Here's a question for you. If you were the curator of a major art museum, what artist or artists might you draw from in putting together an important exhibition? What theme might you use? What might you call the show, aside from the ever-present colon in the middle of the title? What artist would you choose? Dürer? Rembrandt? Monet? Cézanne? Matisse? Rockwell? Wyeth? Picasso? Okay, given this list, adding others if you like, which artist's work might you think would be the most difficult to pull together for a major exhibit? It might surprise you, but curators all over the world would quickly choose their pick - Picasso. Certainly Paloma Estaban would echo that sentiment. Paloma is a curator at the Reina Sophia National Contemporary Art Museum in Madrid. And if you've never heard of this museum before, you might want to remember the name. It's where you would go if you wanted to see Picasso's Guernica.
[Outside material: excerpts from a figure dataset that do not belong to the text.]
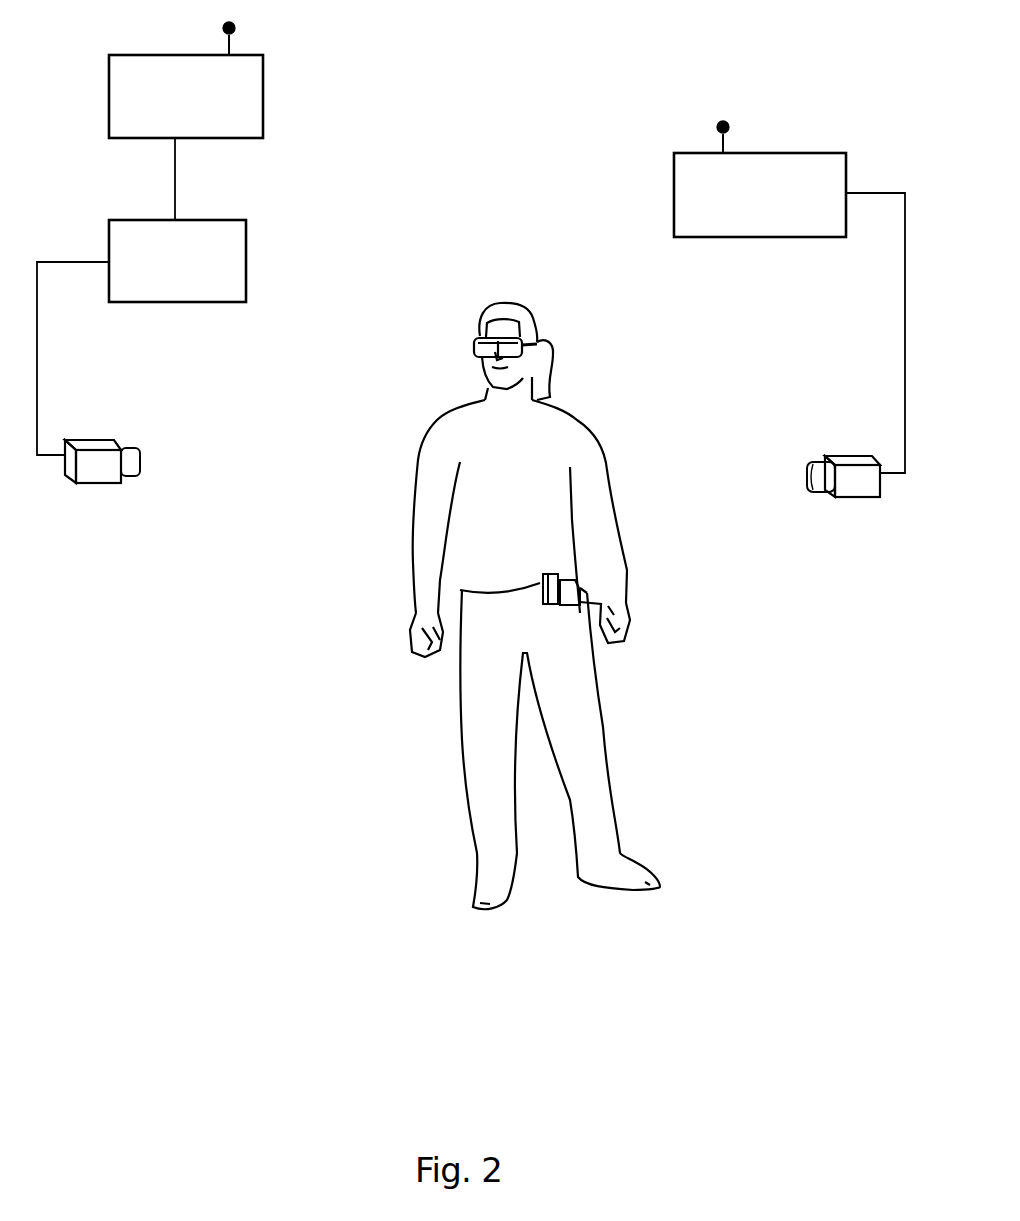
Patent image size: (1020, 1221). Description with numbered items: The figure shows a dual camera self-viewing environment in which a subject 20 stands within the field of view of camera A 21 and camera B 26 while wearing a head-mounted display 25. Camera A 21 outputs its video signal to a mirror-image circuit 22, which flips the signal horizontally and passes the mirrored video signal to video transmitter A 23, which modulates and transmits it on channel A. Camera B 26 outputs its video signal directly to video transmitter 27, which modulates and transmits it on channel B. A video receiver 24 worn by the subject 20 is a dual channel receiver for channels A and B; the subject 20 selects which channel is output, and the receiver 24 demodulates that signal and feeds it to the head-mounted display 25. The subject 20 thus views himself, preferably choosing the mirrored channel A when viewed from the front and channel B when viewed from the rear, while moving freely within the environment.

The subject 20 is at (462, 800).
The camera A 21 is at (94, 495).
The mirror-image circuit 22 is at (190, 305).
The video transmitter A 23 is at (101, 106).
The video receiver 24 is at (560, 613).
The head-mounted display 25 is at (466, 348).
The camera B 26 is at (858, 502).
The video transmitter 27 is at (778, 242).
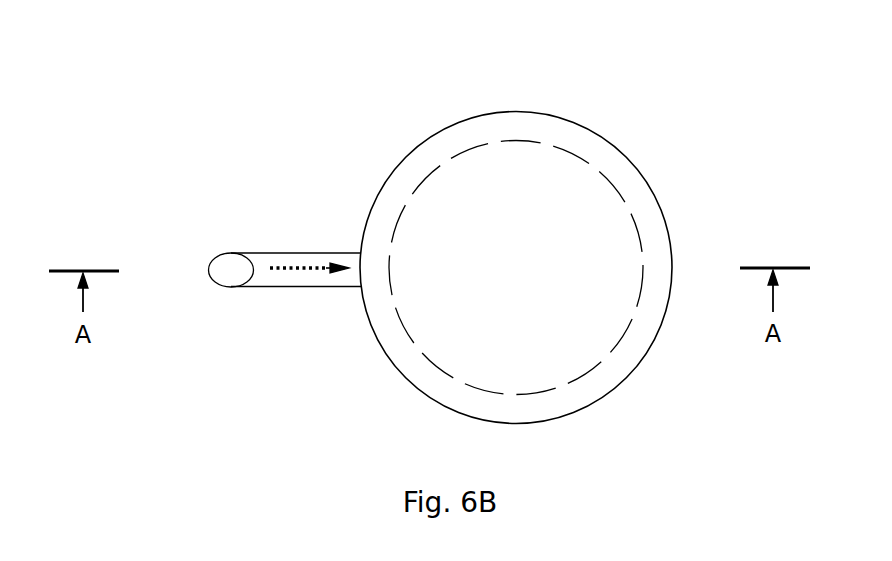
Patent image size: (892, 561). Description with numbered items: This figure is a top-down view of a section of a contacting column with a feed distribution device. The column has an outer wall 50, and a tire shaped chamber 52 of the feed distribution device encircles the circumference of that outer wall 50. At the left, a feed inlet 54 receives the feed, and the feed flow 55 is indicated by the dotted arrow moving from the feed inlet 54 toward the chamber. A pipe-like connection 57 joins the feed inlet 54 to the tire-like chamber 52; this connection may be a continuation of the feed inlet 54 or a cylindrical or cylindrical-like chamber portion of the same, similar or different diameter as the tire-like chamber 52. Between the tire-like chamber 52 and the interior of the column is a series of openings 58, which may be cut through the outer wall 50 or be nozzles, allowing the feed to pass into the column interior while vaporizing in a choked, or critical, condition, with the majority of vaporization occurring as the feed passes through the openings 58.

The outer wall 50 is at (600, 168).
The tire shaped chamber 52 is at (662, 207).
The feed inlet 54 is at (221, 272).
The feed flow 55 is at (288, 266).
The pipe-like connection 57 is at (315, 287).
The openings 58 is at (453, 136).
When Paloma began putting together a Picasso retrospective, "Picasso: the Great Series," she sent out some 200 letters to museums and collectors all over the world. She got back only one response. Despite the museum's spotless reputation, Miss Estaban quickly realised you don't just drop people a note asking to borrow their Picasso. Three years of repeated phone calls, travel all over Europe and the United States, and hundreds of personal, one-on-one meetings came and went before she managed to collect the 120 works by the Spanish expatriate for her show. One might think - given the fact that often this 20th century master turned out more work in a single year than many artists have in an entire lifetime - his work, despite his popularity, or conversely, perhaps because of it, would be relatively easy to come by. Not so in either case. It would seem that, unlike with the work of many modern artists, people really become attached to their Picassos. Even museums find them hard to part with, even for just a few months.

Add to this the enormous insurance and shipping costs and a Picasso show is not only difficult, but exceedingly expensive to mount. This show drew holdings from the Museum of Modern Art in New York as well as from private collections in Japan, the US, London, and elsewhere in Europe. The show concentrated on Picasso's most prolific period, stretching from 1952 until his death in 1973 at the age of 91. It included several of his tribute pieces such as Women of Algiers, After Delacroix, Las Meninas, After Velázquez, and such original compositions as The Painter and his Model and Shade. Of course, in arranging such a show, it helps to have the painter's son, Claude, on your side too. Miss Estaban even managed to borrow Velázquez’s original Las Meninas to hang next to Picasso's tribute to one of the most influential artists in his life. And, while Picasso has often been criticised for "stealing" the work of the artists he admired most, side-by-side comparisons reveal instead a face-to-face confrontation on the part of the artist with the same creative process as experienced by Velázquez and others. The tributes are pure Picasso with little more than passing resemblances to the work of the ancient masters he worshiped. And inasmuch as Picasso lived most of his life in Paris, this show marked a rare chance for Spaniards to see firsthand the works of the countryman they share with their neighbour to the north.